对小批量(mini-batch)3d数据组成的4d输入进行批标准化(Batch Normalization)操作
$y = \frac{x - mean[x]}{ \sqrt{Var[x]} + \epsilon} * gamma + beta$
在每一个小批量（mini-batch）数据中，计算输入各个维度的均值和标准差。gamma与beta是可学习的大小为C的参数向量（C为输入大小）

在训练时，该层计算每次输入的均值与方差，并进行移动平均。移动平均默认的动量值为0.1。

在验证时，训练求得的均值/方差将用于标准化验证数据
torch.nn.BatchNorm3d(num_features, eps=1e-05, momentum=0.1, affine=True, track_running_stats=True)

num_features：来自期望输入的特征数，该期望输入的大小为’batch_size x num_features [x width]’
eps：为保证数值稳定性（分母不能趋近或取0）,给分母加上的值。默认为1e-5。
momentum：动态均值和动态方差所使用的动量。默认为0.1。
affine：布尔值，当设为true，给该层添加可学习的仿射变换参数。
track_running_stats：布尔值，当设为true，记录训练过程中的均值和方差；

nn.InstanceNorm2d 链接

torch.nn.InstanceNorm2d(num_features, eps=1e-05, momentum=0.1, affine=False, track_running_stats=False, device=None, dtype=None)

num_features – C from an expected input of size (N,C,H,W)
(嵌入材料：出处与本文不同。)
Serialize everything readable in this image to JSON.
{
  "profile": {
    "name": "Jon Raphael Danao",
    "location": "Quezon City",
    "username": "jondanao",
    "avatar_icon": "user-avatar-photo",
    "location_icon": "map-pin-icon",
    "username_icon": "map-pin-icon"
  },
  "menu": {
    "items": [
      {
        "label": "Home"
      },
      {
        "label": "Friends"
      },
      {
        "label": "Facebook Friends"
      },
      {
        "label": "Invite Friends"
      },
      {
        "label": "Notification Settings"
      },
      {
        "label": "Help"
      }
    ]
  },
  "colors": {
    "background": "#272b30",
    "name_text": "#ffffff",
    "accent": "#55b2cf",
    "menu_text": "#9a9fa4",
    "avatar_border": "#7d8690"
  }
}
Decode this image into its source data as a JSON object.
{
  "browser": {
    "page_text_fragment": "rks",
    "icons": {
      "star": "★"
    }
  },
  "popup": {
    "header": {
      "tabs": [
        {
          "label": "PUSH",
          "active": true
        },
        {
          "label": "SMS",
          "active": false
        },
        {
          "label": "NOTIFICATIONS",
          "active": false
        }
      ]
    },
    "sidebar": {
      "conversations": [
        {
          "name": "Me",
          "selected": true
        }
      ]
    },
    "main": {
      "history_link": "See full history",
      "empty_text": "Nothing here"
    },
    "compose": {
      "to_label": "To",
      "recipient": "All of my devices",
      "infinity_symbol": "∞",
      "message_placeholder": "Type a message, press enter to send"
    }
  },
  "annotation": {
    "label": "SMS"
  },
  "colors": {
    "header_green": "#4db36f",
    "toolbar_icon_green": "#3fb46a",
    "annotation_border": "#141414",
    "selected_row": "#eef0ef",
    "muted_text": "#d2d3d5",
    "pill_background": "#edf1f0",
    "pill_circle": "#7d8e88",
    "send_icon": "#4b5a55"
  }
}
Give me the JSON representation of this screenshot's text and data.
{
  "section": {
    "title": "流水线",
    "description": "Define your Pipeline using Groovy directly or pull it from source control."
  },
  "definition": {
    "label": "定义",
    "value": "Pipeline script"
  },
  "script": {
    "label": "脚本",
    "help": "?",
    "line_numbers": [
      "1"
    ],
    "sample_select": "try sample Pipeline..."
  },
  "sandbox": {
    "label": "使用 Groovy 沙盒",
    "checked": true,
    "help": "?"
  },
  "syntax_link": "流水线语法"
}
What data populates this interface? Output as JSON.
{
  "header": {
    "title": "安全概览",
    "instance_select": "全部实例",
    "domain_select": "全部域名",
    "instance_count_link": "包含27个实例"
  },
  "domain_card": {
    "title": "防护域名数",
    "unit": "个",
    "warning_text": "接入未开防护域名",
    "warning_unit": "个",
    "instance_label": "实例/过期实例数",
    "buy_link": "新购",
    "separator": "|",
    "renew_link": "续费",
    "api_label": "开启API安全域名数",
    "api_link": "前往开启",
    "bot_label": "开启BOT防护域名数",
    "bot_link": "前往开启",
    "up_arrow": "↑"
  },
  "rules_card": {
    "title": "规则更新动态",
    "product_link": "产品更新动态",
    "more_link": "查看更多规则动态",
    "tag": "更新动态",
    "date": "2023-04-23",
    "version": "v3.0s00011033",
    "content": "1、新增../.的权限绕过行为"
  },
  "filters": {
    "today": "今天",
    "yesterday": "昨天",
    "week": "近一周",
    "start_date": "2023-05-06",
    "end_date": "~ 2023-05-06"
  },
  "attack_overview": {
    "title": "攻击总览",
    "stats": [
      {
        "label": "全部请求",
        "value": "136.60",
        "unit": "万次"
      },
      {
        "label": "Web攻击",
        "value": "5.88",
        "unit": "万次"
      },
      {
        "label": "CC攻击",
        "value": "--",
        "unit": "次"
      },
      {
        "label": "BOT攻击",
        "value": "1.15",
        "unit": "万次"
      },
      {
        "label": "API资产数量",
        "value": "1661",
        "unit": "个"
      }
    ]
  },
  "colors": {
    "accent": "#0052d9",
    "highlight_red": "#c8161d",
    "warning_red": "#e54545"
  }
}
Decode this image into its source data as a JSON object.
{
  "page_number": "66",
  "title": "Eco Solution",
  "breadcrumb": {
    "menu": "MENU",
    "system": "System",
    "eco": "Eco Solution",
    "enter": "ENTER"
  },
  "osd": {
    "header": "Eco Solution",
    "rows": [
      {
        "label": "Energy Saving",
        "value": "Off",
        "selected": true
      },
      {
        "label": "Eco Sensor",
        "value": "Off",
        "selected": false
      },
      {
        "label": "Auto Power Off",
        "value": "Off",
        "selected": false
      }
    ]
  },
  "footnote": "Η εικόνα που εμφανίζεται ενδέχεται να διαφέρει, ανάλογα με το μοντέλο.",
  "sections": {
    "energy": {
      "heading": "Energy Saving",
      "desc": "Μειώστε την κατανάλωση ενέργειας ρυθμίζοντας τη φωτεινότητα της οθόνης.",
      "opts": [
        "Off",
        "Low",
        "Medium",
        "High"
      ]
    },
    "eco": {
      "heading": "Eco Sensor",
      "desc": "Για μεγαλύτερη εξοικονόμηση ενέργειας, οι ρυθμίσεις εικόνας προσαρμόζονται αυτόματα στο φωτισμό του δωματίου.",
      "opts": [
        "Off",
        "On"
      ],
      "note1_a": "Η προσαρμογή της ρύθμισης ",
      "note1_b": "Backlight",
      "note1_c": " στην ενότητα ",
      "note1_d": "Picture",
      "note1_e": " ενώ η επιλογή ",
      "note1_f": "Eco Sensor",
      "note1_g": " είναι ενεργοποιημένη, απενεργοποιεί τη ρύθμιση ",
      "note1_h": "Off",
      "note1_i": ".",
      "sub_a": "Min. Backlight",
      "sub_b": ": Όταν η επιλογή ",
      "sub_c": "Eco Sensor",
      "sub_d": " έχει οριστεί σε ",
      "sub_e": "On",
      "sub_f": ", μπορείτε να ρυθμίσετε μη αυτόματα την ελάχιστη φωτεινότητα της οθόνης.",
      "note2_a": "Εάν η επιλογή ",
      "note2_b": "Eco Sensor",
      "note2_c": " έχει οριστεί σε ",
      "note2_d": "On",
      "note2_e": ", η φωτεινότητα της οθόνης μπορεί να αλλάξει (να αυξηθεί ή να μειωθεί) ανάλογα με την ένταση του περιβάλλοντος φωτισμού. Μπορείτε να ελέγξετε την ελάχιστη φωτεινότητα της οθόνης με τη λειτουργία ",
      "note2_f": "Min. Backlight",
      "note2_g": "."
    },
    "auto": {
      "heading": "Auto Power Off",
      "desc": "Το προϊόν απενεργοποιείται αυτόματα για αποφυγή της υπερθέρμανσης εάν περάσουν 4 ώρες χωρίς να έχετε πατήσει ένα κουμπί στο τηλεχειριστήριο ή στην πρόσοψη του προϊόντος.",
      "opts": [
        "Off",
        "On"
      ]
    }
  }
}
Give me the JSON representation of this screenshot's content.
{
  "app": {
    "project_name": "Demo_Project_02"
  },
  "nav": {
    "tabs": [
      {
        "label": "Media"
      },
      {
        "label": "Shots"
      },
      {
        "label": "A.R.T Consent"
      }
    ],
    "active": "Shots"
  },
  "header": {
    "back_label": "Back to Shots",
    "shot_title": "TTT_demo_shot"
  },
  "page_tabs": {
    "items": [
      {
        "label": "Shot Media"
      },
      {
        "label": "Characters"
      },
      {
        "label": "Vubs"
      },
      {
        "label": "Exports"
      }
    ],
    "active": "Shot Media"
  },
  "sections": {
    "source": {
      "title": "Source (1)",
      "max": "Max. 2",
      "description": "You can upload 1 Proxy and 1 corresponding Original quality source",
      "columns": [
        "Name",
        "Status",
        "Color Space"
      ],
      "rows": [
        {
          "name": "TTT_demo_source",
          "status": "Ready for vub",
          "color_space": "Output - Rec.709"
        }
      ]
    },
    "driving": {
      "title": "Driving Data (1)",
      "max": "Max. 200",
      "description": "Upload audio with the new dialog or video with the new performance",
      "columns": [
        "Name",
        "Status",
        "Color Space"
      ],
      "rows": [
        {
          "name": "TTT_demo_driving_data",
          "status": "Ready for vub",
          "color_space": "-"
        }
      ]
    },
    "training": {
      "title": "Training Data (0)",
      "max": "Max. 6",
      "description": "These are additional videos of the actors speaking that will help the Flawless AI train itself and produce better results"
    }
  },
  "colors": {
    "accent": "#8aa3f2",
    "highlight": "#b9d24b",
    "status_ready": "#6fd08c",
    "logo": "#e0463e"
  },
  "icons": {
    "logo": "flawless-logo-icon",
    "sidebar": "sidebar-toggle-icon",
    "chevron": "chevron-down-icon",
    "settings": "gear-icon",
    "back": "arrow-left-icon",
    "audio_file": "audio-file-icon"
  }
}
eps – a value added to the denominator for numerical stability. Default: 1e-5

momentum – the value used for the running_mean and running_var computation. Default: 0.1

affine – a boolean value that when set to True, this module has learnable affine parameters, initialized the same way as done for batch normalization. Default: False.

track_running_stats – a boolean value that when set to True, this module tracks the running mean and variance, and when set to False, this module does not track such statistics and always uses batch statistics in both training and eval modes. Default: False

torch.cuda.amp

torch.cuda.amp.autocast

开启自动混合精度，链接

torch.cuda.amp.autocast(enabled=True)

# 前向过程(model + loss)开启 autocast
with autocast(~):
    output = model(input)
    loss = loss_fn(output, target)